Understand your point of satisfaction.
But in this instance, short of hits, you do at least have interest. How should you price your services? I suggest two dimensions: market comparables, and your point of satisfaction.
Figuring out what an accurate market comparable price for the work in question is can be hard. For one thing, everyone in this business insists that they are in crushing demand, rather than actually spending much of their time procrastinating with a PS4. And so people will often add a whole digit to their claims of how much money they’re being paid for stuff. And occasionally they will chance upon a well-off fool that will grossly overpay them for something (and that can become a happy pattern). Getting your hands on real comparable numbers requires finding honest friends that aren’t pounding dents in their chests bragging.
Figuring out your point of satisfaction—how much pay you will be satisfied getting for the work—is also hard, in another way. Here rather than getting honesty out of your acquaintances you have to coax it out of yourself. This number is a gauge of your self-esteem, and it may vary from hour to hour, depending on just how bipolar being in this business is making you. You might have fantasies about what masterpieces you have made and how you mustn’t just toss those pearls before swine. Charging a lot will force them to believe! Or you might hear the footsteps of your landlord and think how nice it would be to get something—anything—for music you’ve long grown out of.
But come to a point of satisfaction—a figure below which you are confident you’ll regret establishing as the price for your goods and services. And stick to it as an absolute minimum, informed by the reality of market comparables. Will your clients feel ripped off when they learn of less costly comparables? Or will you feel taken advantage of? There is a figure in there you can both live with, and one hopes you will see enough of it to cover your overheads and costs of living.
Never say no, just quote a price.
So let’s get back to the prospective client who has just asked you to give your work away for free. You have three options: 1) Go all Whitey on their ass, screeching about how disrespectful they are and the whole nine—which is likely to win you nothing that an hour with a punching bag wouldn’t. 2) Ask them for the price you have determined to be your point of satisfaction, and calmly insist on it. 3) Ask them for double your point of satisfaction, and start haggling your way down to that point, so you can both feel victorious at the end of the negotiation.
Because that is what this supposedly rude and disrespectful potential client did when they asked you to work for free.
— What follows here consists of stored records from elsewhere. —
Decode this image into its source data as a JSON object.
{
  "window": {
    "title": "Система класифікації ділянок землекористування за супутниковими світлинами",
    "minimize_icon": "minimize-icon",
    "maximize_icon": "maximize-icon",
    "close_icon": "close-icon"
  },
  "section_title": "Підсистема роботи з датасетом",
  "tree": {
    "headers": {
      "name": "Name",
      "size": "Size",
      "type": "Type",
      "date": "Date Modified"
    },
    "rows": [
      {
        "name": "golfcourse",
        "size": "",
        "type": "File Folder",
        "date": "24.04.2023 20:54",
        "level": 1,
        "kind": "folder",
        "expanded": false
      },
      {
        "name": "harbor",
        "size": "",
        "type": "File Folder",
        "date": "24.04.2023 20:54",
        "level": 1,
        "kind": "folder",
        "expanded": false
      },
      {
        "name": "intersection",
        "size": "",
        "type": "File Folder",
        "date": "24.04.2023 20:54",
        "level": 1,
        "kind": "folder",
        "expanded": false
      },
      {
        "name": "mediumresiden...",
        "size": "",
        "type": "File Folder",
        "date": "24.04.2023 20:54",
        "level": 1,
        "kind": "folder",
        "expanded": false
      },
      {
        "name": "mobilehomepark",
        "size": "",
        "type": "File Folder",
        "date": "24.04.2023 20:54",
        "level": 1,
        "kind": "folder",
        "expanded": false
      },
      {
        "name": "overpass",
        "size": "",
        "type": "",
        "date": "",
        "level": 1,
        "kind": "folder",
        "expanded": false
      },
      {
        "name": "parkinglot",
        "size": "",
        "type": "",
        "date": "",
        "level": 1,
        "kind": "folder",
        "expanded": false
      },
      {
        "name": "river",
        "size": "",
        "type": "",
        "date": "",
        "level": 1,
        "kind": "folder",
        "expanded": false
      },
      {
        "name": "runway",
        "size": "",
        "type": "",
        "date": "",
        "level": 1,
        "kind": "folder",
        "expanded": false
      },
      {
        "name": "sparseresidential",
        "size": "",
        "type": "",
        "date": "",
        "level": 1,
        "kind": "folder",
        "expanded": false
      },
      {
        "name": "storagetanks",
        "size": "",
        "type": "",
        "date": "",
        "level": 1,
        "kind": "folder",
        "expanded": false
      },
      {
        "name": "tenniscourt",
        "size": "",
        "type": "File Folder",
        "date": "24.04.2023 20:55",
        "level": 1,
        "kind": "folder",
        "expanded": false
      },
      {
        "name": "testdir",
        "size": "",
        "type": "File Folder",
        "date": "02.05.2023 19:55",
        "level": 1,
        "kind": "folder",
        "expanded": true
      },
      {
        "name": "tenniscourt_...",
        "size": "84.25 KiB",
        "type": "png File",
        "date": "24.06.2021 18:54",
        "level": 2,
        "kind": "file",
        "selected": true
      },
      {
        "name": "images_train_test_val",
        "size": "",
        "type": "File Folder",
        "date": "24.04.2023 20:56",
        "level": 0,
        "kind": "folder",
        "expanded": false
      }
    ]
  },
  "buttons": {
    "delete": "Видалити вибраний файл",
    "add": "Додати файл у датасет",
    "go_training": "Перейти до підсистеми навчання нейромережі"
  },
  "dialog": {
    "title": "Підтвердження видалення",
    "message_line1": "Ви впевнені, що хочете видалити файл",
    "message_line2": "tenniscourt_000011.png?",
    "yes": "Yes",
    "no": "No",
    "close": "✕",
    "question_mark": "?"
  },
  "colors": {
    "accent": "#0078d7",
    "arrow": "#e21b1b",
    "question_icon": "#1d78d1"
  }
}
They opened a negotiation. Yes, with an absurdly low “bid.” But it is a negotiation nonetheless, and you have nothing to win just walking out on it.
If you really don’t like the person or the project, your point of satisfaction is going to go up. If you personally hate oil companies for instance, charge them ten times your point of satisfaction and see if they take it. If they do, Robin Hood, you just took money away from the bad guys and gave it to the good.
Yes there are countless artists so desperate for any symbol of relevance they will bend over and take any amount of abuse just to have something to say for themselves. They collectively undercut the market. And that’s a crying—no, screaming—shame. But we can only solve the public perception and the self-perception one person and one deal at a time. We can thank Whitey for letting everyone know how much it hurts. But rather than letting your own prospectives know how much it hurts you…just tell them how much it will cost.